Written on: Saturday April 5th, 2008

A journal entry from: Southeast Asian Adventures!

In Manila, it took us 3 hours to find the bus terminal that would take us to Banaue in northern Luzon. It was a freezing cold 9 hour night bus, but as the sun rose as we approached Banaue, we had a fantastic view of the rice terraces and small villages in the mighty Cordillera Mountains.

We made the trip up to the small town of Banaue (pop. 2,300) to see the famous Ifugao rice terraces. The rice terraces were carved into the mountain side by the Ifugao people over 2,000 years ago, and are referred to as the "8th Wonder of the World." And it was clear to see why. The town of Banaue is very small, perched in the mountains where the air is cool and fresh, a nice change after the thick pollution of Manila. Many of the buildings are on stilts, built right into the mountain side overlooking the beautiful green rice terraces.

Our first day there we walked around the tiny town and saw a boxing match at the local highschool. It seemed that the whole town had come to watch. We also booked a tour of the nearby Bangaan and Batad rice terraces the next day. In the evening we settled down with some San Miguels and watched a country band perform, with some terrible karaoke performances mixed in.

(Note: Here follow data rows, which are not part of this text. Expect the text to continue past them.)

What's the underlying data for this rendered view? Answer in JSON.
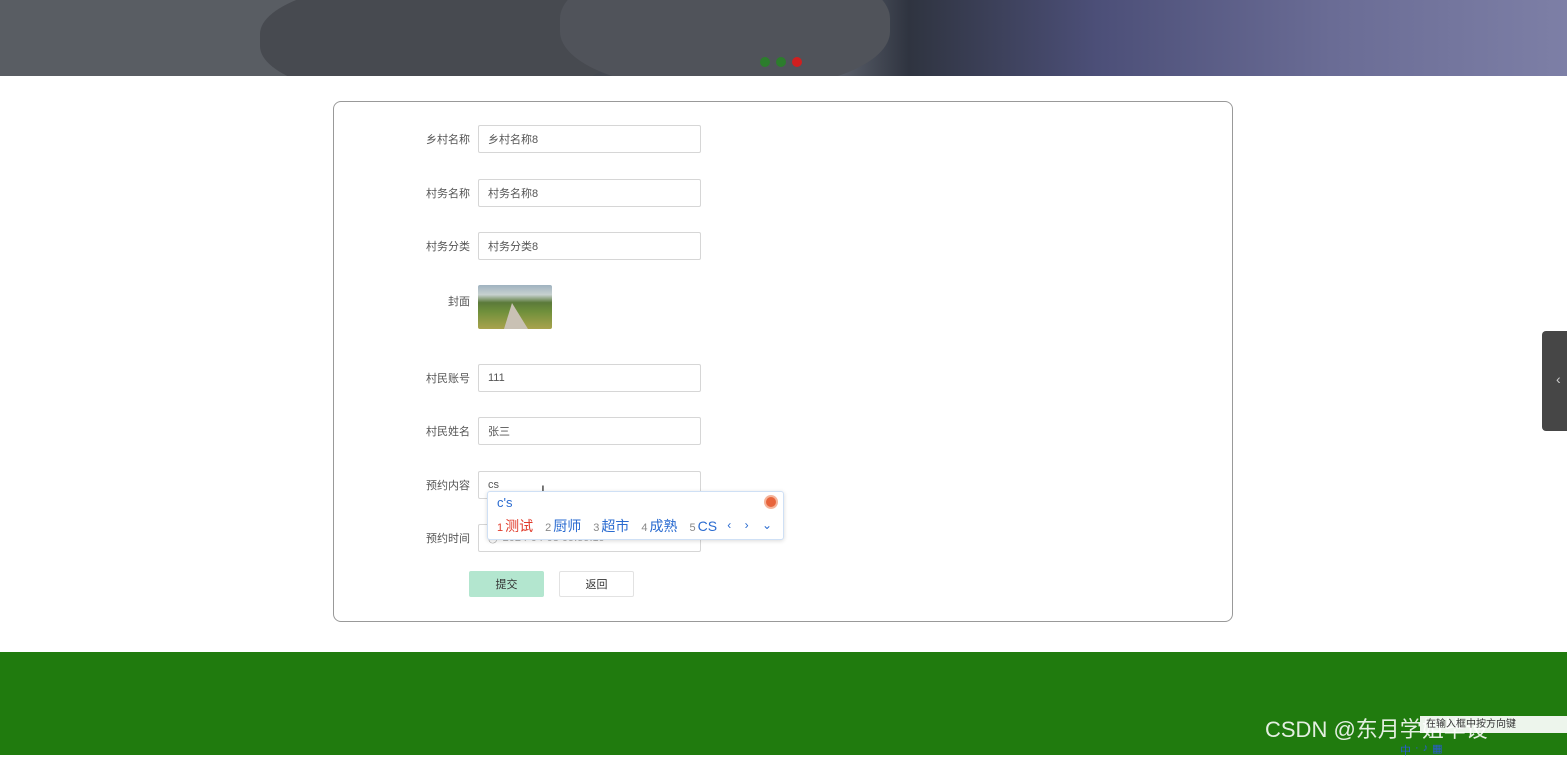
{
  "banner": {
    "slides": [
      {
        "active": false
      },
      {
        "active": false
      },
      {
        "active": true
      }
    ]
  },
  "form": {
    "fields": [
      {
        "label": "乡村名称",
        "value": "乡村名称8"
      },
      {
        "label": "村务名称",
        "value": "村务名称8"
      },
      {
        "label": "村务分类",
        "value": "村务分类8"
      }
    ],
    "cover_label": "封面",
    "fields2": [
      {
        "label": "村民账号",
        "value": "111"
      },
      {
        "label": "村民姓名",
        "value": "张三"
      },
      {
        "label": "预约内容",
        "value": "cs"
      },
      {
        "label": "预约时间",
        "value": "2024-04-08 09:59:19"
      }
    ],
    "submit_label": "提交",
    "back_label": "返回"
  },
  "ime": {
    "composition": "c's",
    "candidates": [
      {
        "n": "1",
        "text": "测试"
      },
      {
        "n": "2",
        "text": "厨师"
      },
      {
        "n": "3",
        "text": "超市"
      },
      {
        "n": "4",
        "text": "成熟"
      },
      {
        "n": "5",
        "text": "CS"
      }
    ],
    "nav": "‹ › ⌄"
  },
  "side_tab": {
    "icon": "chevron-left-icon",
    "glyph": "‹"
  },
  "footer": {
    "watermark": "CSDN @东月学姐毕设",
    "hint": "在输入框中按方向键"
  },
  "colors": {
    "footer": "#207b0e",
    "submit": "#b3e6cf",
    "ime_accent": "#2a6bd0",
    "ime_first": "#e03a2a"
  }
}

We were on the road to Bangaan in our jeepney (an old army jeep with hilarious paintings on the sides), at 6am with our wonderful guide, Robert, and driver. It was a one hour drive to Bangaan along a rocky, mountainous road, with sheer drops down the side of the road. We passed through a few small villages until we reached Bangaan and marvelled at the emerald green terraces that seemed to reach up thousands of feet in the mountains.

After Bangaan, we got back into the jeepney and headed up towards Batad. After another half hour or so of bumping along the roads we reached Batad Saddlepoint. Batad can only be reached by foot, so from there we headed down the many stone stairs towards the village. It was hard work down the rocky trails (especially in flip-flops), and in about one hour we reached the rice terraces. It was amazing to see them up close. We walked through the terraces for a while and Robert fed us information about growing rice, the history of the terraces and the Ifugao people and their customs. It was fascinating. Walking through the green terraces and seeing the farmers work in the paddies was definitely a highlight.

We continued to climb down down down for another hour until we reached the beautiful Tappiyah waterfall for a much needed swim and rest stop. We swam in the refreshing icy waters alongside the kids from Batad village. We rested for about an hour, then started the difficult 2 hour hike back to the saddlepoint, back through the rice paddies and up many stone stairs and rocky paths. 

I was exhausted after the 4 hour difficult hike in the hot sun, and slept well that night. The next day Alan and I shopped around for souvenirs, as I think Banaue is the best place in the Philippines to find original and interesting handicrafts (that aren't made out of seashells). We took a tricycle (motorbike with a sidecar) up to the Banaue viewing point to oogle the rice terraces one last time, then hopped aboard the ridiculously cold Autobus for the trip back to Manila.